Tuntutan tersebut diajukan berdasarkan dakwaan terkait dugaan tindakan melawan hukum dalam praktik penagihan utang. Dalam perkara ini, Ari Ubenz diduga melakukan penagihan dengan cara yang dinilai melampaui batas dan menimbulkan keresahan di tengah masyarakat.

Majelis hakim menilai unsur-unsur yang didakwakan kepada terdakwa telah terbukti secara sah dan meyakinkan berdasarkan keterangan saksi, barang bukti, serta fakta-fakta yang terungkap selama persidangan.
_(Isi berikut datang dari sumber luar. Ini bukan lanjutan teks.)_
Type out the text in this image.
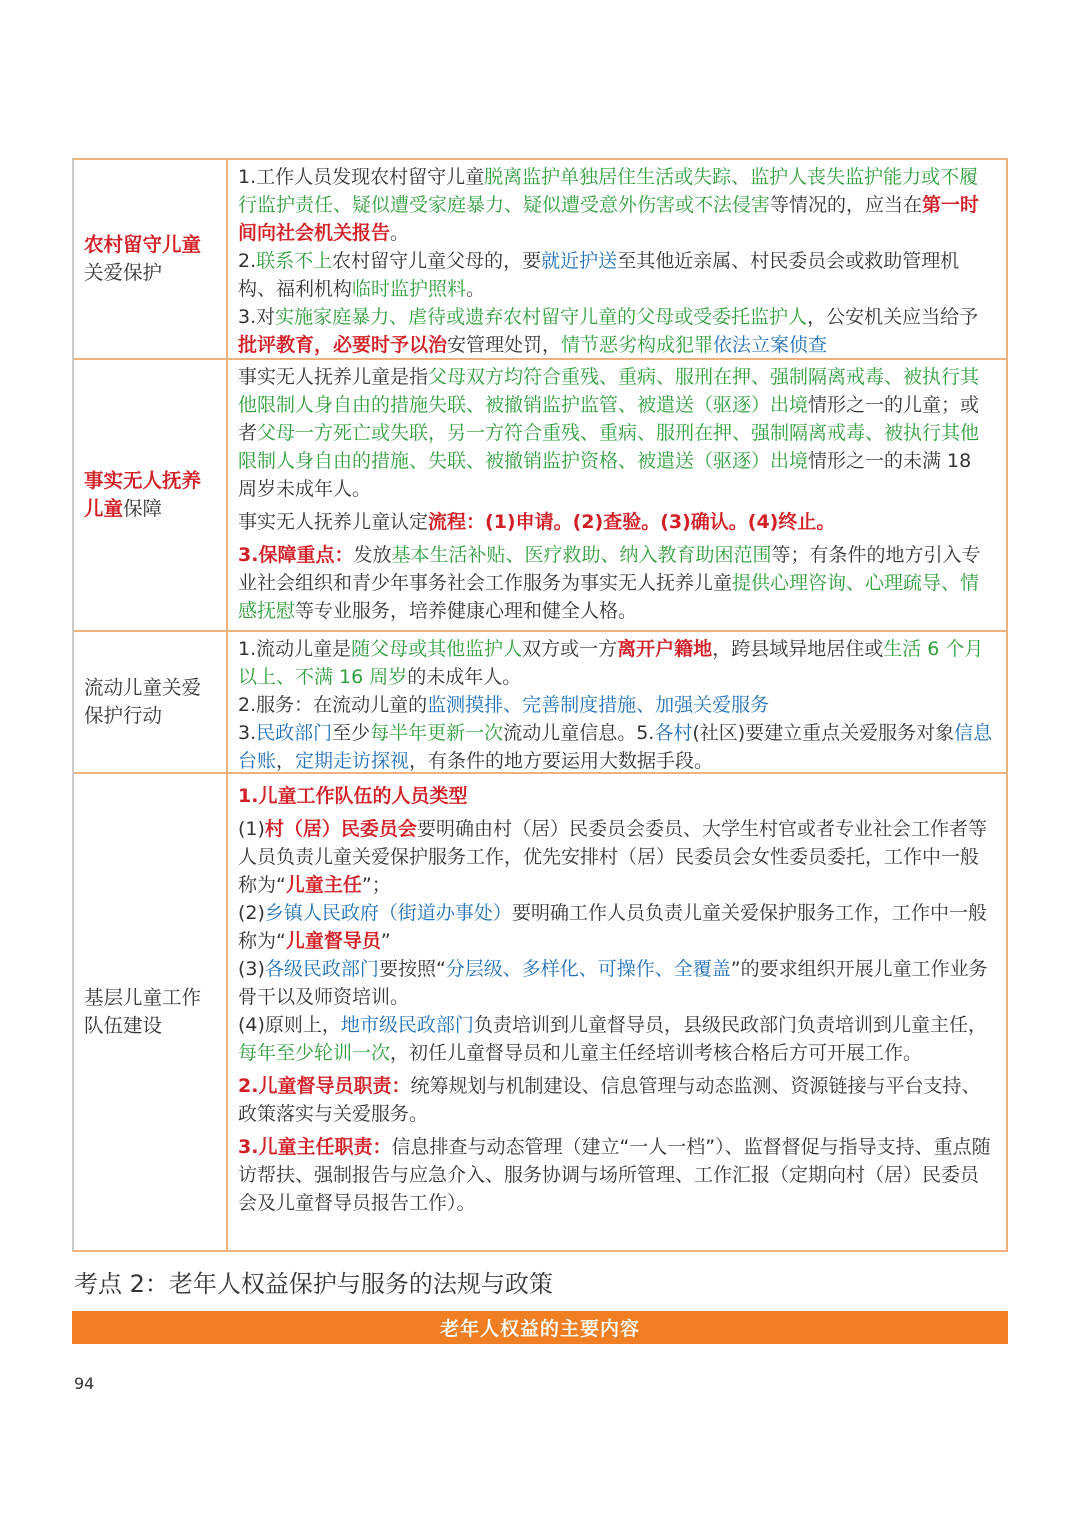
农村留守儿童关爱保护

1.工作人员发现农村留守儿童脱离监护单独居住生活或失踪、监护人丧失监护能力或不履行监护责任、疑似遭受家庭暴力、疑似遭受意外伤害或不法侵害等情况的，应当在第一时间向社会机关报告。

2.联系不上农村留守儿童父母的，要就近护送至其他近亲属、村民委员会或救助管理机构、福利机构临时监护照料。

3.对实施家庭暴力、虐待或遗弃农村留守儿童的父母或受委托监护人，公安机关应当给予批评教育，必要时予以治安管理处罚，情节恶劣构成犯罪依法立案侦查

事实无人抚养儿童保障

事实无人抚养儿童是指父母双方均符合重残、重病、服刑在押、强制隔离戒毒、被执行其他限制人身自由的措施失联、被撤销监护监管、被遣送（驱逐）出境情形之一的儿童；或者父母一方死亡或失联，另一方符合重残、重病、服刑在押、强制隔离戒毒、被执行其他限制人身自由的措施、失联、被撤销监护资格、被遣送（驱逐）出境情形之一的未满 18 周岁未成年人。

事实无人抚养儿童认定流程：(1)申请。(2)查验。(3)确认。(4)终止。

3.保障重点：发放基本生活补贴、医疗救助、纳入教育助困范围等；有条件的地方引入专业社会组织和青少年事务社会工作服务为事实无人抚养儿童提供心理咨询、心理疏导、情感抚慰等专业服务，培养健康心理和健全人格。

流动儿童关爱保护行动

1.流动儿童是随父母或其他监护人双方或一方离开户籍地，跨县域异地居住或生活 6 个月以上、不满 16 周岁的未成年人。

2.服务：在流动儿童的监测摸排、完善制度措施、加强关爱服务

3.民政部门至少每半年更新一次流动儿童信息。5.各村(社区)要建立重点关爱服务对象信息台账，定期走访探视，有条件的地方要运用大数据手段。

基层儿童工作队伍建设

1.儿童工作队伍的人员类型

(1)村（居）民委员会要明确由村（居）民委员会委员、大学生村官或者专业社会工作者等人员负责儿童关爱保护服务工作，优先安排村（居）民委员会女性委员委托，工作中一般称为“儿童主任”；

(2)乡镇人民政府（街道办事处）要明确工作人员负责儿童关爱保护服务工作，工作中一般称为“儿童督导员”

(3)各级民政部门要按照“分层级、多样化、可操作、全覆盖”的要求组织开展儿童工作业务骨干以及师资培训。

(4)原则上，地市级民政部门负责培训到儿童督导员，县级民政部门负责培训到儿童主任，每年至少轮训一次，初任儿童督导员和儿童主任经培训考核合格后方可开展工作。

2.儿童督导员职责：统筹规划与机制建设、信息管理与动态监测、资源链接与平台支持、政策落实与关爱服务。

3.儿童主任职责：信息排查与动态管理（建立“一人一档”）、监督督促与指导支持、重点随访帮扶、强制报告与应急介入、服务协调与场所管理、工作汇报（定期向村（居）民委员会及儿童督导员报告工作）。

考点 2：老年人权益保护与服务的法规与政策
老年人权益的主要内容
94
Dalam pertimbangannya, hakim menyebut perbuatan terdakwa telah meresahkan masyarakat dan bertentangan dengan hukum yang berlaku. Namun, terdapat sejumlah faktor yang meringankan sehingga hukuman yang dijatuhkan lebih rendah dibanding tuntutan yang sebelumnya diajukan oleh jaksa.

Kasus yang sempat menjadi perhatian publik di Kota Metro itu kini memasuki tahapan akhir proses persidangan. Setelah pembacaan tuntutan, terdakwa bersama tim penasihat hukumnya diberikan kesempatan untuk menyampaikan nota pembelaan atau pleidoi pada agenda sidang berikutnya.
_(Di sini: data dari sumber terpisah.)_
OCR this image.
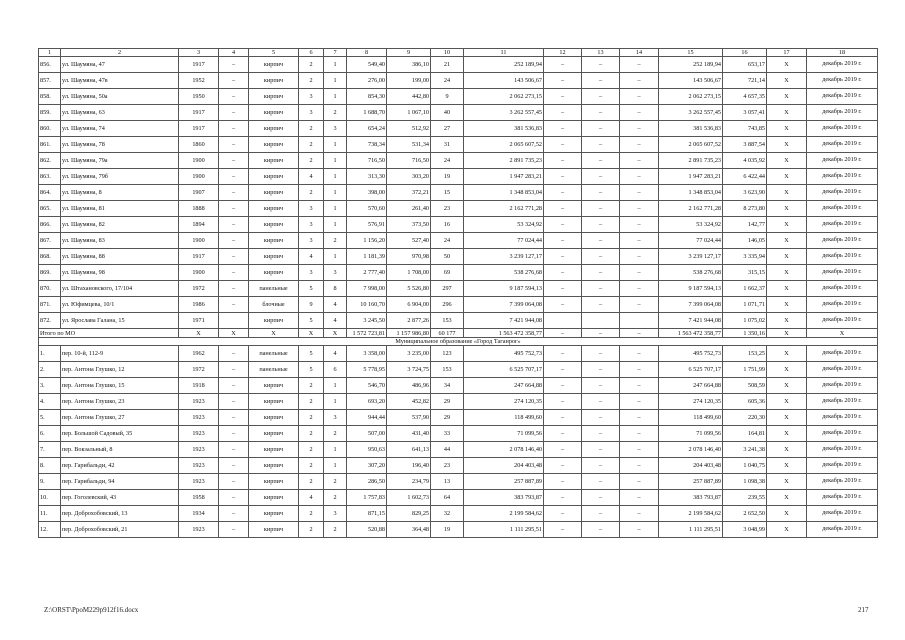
1	2	3	4	5	6	7	8	9	10	11	12	13	14	15	16	17	18
856.	ул. Шаумяна, 47	1917	–	кирпич	2	1	549,40	386,10	21	252 189,94	–	–	–	252 189,94	653,17	X	декабрь 2019 г.
857.	ул. Шаумяна, 47в	1952	–	кирпич	2	1	276,00	199,00	24	143 506,67	–	–	–	143 506,67	721,14	X	декабрь 2019 г.
858.	ул. Шаумяна, 50а	1950	–	кирпич	3	1	854,30	442,80	9	2 062 273,15	–	–	–	2 062 273,15	4 657,35	X	декабрь 2019 г.
859.	ул. Шаумяна, 63	1917	–	кирпич	3	2	1 688,70	1 067,10	40	3 262 557,45	–	–	–	3 262 557,45	3 057,41	X	декабрь 2019 г.
860.	ул. Шаумяна, 74	1917	–	кирпич	2	3	654,24	512,92	27	381 536,83	–	–	–	381 536,83	743,85	X	декабрь 2019 г.
861.	ул. Шаумяна, 78	1860	–	кирпич	2	1	738,34	531,34	31	2 065 607,52	–	–	–	2 065 607,52	3 887,54	X	декабрь 2019 г.
862.	ул. Шаумяна, 79а	1900	–	кирпич	2	1	716,50	716,50	24	2 891 735,23	–	–	–	2 891 735,23	4 035,92	X	декабрь 2019 г.
863.	ул. Шаумяна, 79б	1900	–	кирпич	4	1	313,30	303,20	19	1 947 283,21	–	–	–	1 947 283,21	6 422,44	X	декабрь 2019 г.
864.	ул. Шаумяна, 8	1907	–	кирпич	2	1	398,00	372,21	15	1 348 853,04	–	–	–	1 348 853,04	3 623,90	X	декабрь 2019 г.
865.	ул. Шаумяна, 81	1888	–	кирпич	3	1	570,60	261,40	23	2 162 771,28	–	–	–	2 162 771,28	8 273,80	X	декабрь 2019 г.
866.	ул. Шаумяна, 82	1894	–	кирпич	3	1	576,91	373,50	16	53 324,92	–	–	–	53 324,92	142,77	X	декабрь 2019 г.
867.	ул. Шаумяна, 83	1900	–	кирпич	3	2	1 156,20	527,40	24	77 024,44	–	–	–	77 024,44	146,05	X	декабрь 2019 г.
868.	ул. Шаумяна, 88	1917	–	кирпич	4	1	1 181,39	970,98	50	3 239 127,17	–	–	–	3 239 127,17	3 335,94	X	декабрь 2019 г.
869.	ул. Шаумяна, 98	1900	–	кирпич	3	3	2 777,40	1 708,00	69	538 276,68	–	–	–	538 276,68	315,15	X	декабрь 2019 г.
870.	ул. Штахановского, 17/104	1972	–	панельные	5	8	7 998,00	5 526,80	297	9 187 594,13	–	–	–	9 187 594,13	1 662,37	X	декабрь 2019 г.
871.	ул. Юфимцева, 10/1	1986	–	блочные	9	4	10 160,70	6 904,00	296	7 399 064,08	–	–	–	7 399 064,08	1 071,71	X	декабрь 2019 г.
872.	ул. Ярослава Галана, 15	1971		кирпич	5	4	3 245,50	2 877,26	153	7 421 944,08				7 421 944,08	1 075,02	X	декабрь 2019 г.
Итого по МО		X	X	X	X	X	1 572 723,81	1 157 986,80	60 177	1 563 472 358,77	–	–	–	1 563 472 358,77	1 350,16	X	X
Муниципальное образование «Город Таганрог»																	
1.	пер. 10-й, 112-9	1962	–	панельные	5	4	3 358,00	3 235,00	123	495 752,73	–	–	–	495 752,73	153,25	X	декабрь 2019 г.
2.	пер. Антона Глушко, 12	1972	–	панельные	5	6	5 778,95	3 724,75	153	6 525 707,17	–	–	–	6 525 707,17	1 751,99	X	декабрь 2019 г.
3.	пер. Антона Глушко, 15	1918	–	кирпич	2	1	546,70	486,96	34	247 664,88	–	–	–	247 664,88	508,59	X	декабрь 2019 г.
4.	пер. Антона Глушко, 23	1923	–	кирпич	2	1	693,20	452,82	29	274 120,35	–	–	–	274 120,35	605,36	X	декабрь 2019 г.
5.	пер. Антона Глушко, 27	1923	–	кирпич	2	3	944,44	537,90	29	118 499,60	–	–	–	118 499,60	220,30	X	декабрь 2019 г.
6.	пер. Большой Садовый, 35	1923	–	кирпич	2	2	507,00	431,40	33	71 099,56	–	–	–	71 099,56	164,81	X	декабрь 2019 г.
7.	пер. Вокзальный, 8	1923	–	кирпич	2	1	950,63	641,13	44	2 078 146,40	–	–	–	2 078 146,40	3 241,38	X	декабрь 2019 г.
8.	пер. Гарибальди, 42	1923	–	кирпич	2	1	307,20	196,40	23	204 403,48	–	–	–	204 403,48	1 040,75	X	декабрь 2019 г.
9.	пер. Гарибальди, 94	1923	–	кирпич	2	2	286,50	234,79	13	257 887,89	–	–	–	257 887,89	1 098,38	X	декабрь 2019 г.
10.	пер. Гоголевский, 43	1958	–	кирпич	4	2	1 757,83	1 602,73	64	383 793,87	–	–	–	383 793,87	239,55	X	декабрь 2019 г.
11.	пер. Доброхобовский, 13	1934	–	кирпич	2	3	871,15	829,25	32	2 199 584,62	–	–	–	2 199 584,62	2 652,50	X	декабрь 2019 г.
12.	пер. Доброхобовский, 21	1923	–	кирпич	2	2	520,88	364,48	19	1 111 295,51	–	–	–	1 111 295,51	3 048,99	X	декабрь 2019 г.
Z:\ORST\PpoM229p912f16.docx	217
Selanjutnya, majelis hakim akan menjatuhkan putusan setelah seluruh rangkaian persidangan selesai dan mempertimbangkan seluruh fakta hukum yang terungkap di persidangan.

Perkara tersebut menjadi bagian dari proses penegakan hukum yang sedang berlangsung di Pengadilan Negeri Metro. Publik pun menantikan putusan akhir yang akan menentukan nasib hukum Ari Ubenz dalam kasus ini. (RED)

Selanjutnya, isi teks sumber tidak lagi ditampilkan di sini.